Ele desenvolveu um ensaio visual na década de 1990 que enfatizava a fragilidade de seu país natal e, mesmo depois de décadas de prática, ainda é um termo muito usado tanto na citação do júri quanto nas reportagens sobre sua vitória.

“Estava particularmente interessado naqueles que transmitiam uma sensação de frescura e estranheza, desligada tanto das raízes históricas institucionais como das tradições vernáculas”, disse ele.
“Eram estruturas feitas com materiais encontrados no entorno imediato, aparecendo e desaparecendo sem deixar rastros ou alterando o local. Na maioria dos casos, eram construções autoconstruídas, criadas por um único indivíduo, carregando uma visão de mundo única e profundamente pessoal.
“Gostaria de pensar que a minha arquitetura conseguiu absorver, pelo menos em parte, essas ideias.”
“Na arquitetura, geralmente não é possível criar suas próprias oportunidades”
Seu compromisso com o ambiente construído chileno continua a ser demonstrado através de seu Teatro Regional del Bíobío, em forma de lanterna, e dos recentes pavilhões temporários feitos para sediar eventos durante a bienal de arquitetura chilena.
Ele espera que a sua vitória traga mais atenção às condições do ambiente construído no seu país.
“Espero que este reconhecimento ajude a encorajar as instituições públicas a prestarem maior atenção às nossas cidades, que em muitos casos foram deixadas à própria sorte”, disse ele.
Radić é pragmático em relação ao futuro, especificamente ao futuro da arquitetura, cercado pelos desejos e caprichos dos clientes – mesmo para um vencedor do Prêmio Pritzker de Arquitetura.

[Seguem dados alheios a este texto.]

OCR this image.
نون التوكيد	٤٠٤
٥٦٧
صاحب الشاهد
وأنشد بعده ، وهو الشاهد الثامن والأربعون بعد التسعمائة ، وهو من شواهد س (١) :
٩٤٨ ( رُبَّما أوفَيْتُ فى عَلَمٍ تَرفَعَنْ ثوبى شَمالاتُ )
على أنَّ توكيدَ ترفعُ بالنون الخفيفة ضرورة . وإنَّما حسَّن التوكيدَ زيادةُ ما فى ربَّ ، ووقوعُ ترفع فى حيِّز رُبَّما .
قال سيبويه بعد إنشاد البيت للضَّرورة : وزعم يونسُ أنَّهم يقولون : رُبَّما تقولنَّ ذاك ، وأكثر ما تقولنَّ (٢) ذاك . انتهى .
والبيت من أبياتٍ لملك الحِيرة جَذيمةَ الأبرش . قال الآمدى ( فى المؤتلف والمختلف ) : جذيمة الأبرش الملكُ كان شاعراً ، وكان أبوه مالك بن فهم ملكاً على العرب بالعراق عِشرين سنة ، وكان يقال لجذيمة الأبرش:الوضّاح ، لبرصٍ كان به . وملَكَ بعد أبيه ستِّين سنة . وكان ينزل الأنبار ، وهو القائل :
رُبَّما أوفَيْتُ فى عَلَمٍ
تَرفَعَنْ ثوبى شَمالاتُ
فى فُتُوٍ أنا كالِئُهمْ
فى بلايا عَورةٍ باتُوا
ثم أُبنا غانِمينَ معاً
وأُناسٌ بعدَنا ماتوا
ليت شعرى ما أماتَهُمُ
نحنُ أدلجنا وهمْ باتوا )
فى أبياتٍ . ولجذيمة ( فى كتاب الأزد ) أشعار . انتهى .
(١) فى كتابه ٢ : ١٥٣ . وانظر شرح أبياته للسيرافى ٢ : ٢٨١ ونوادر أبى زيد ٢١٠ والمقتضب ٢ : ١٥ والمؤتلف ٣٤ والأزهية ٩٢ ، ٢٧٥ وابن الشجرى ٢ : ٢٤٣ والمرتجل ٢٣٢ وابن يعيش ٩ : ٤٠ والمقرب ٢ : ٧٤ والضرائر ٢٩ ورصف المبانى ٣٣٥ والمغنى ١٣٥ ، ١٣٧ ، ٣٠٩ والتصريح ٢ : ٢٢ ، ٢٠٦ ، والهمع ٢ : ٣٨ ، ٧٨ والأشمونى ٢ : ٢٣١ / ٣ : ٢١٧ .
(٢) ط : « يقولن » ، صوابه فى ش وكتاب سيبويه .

“Não sei”, disse ele quando questionado sobre o que vem a seguir em sua prática.
“Na arquitetura, geralmente não é possível criar suas próprias oportunidades. Os clientes e os concorrentes aparecem de forma desigual e é preciso tomar decisões rapidamente, tentando experimentar o máximo possível.”
A fotografia é de Cristóbal Palma / Estúdio Palma.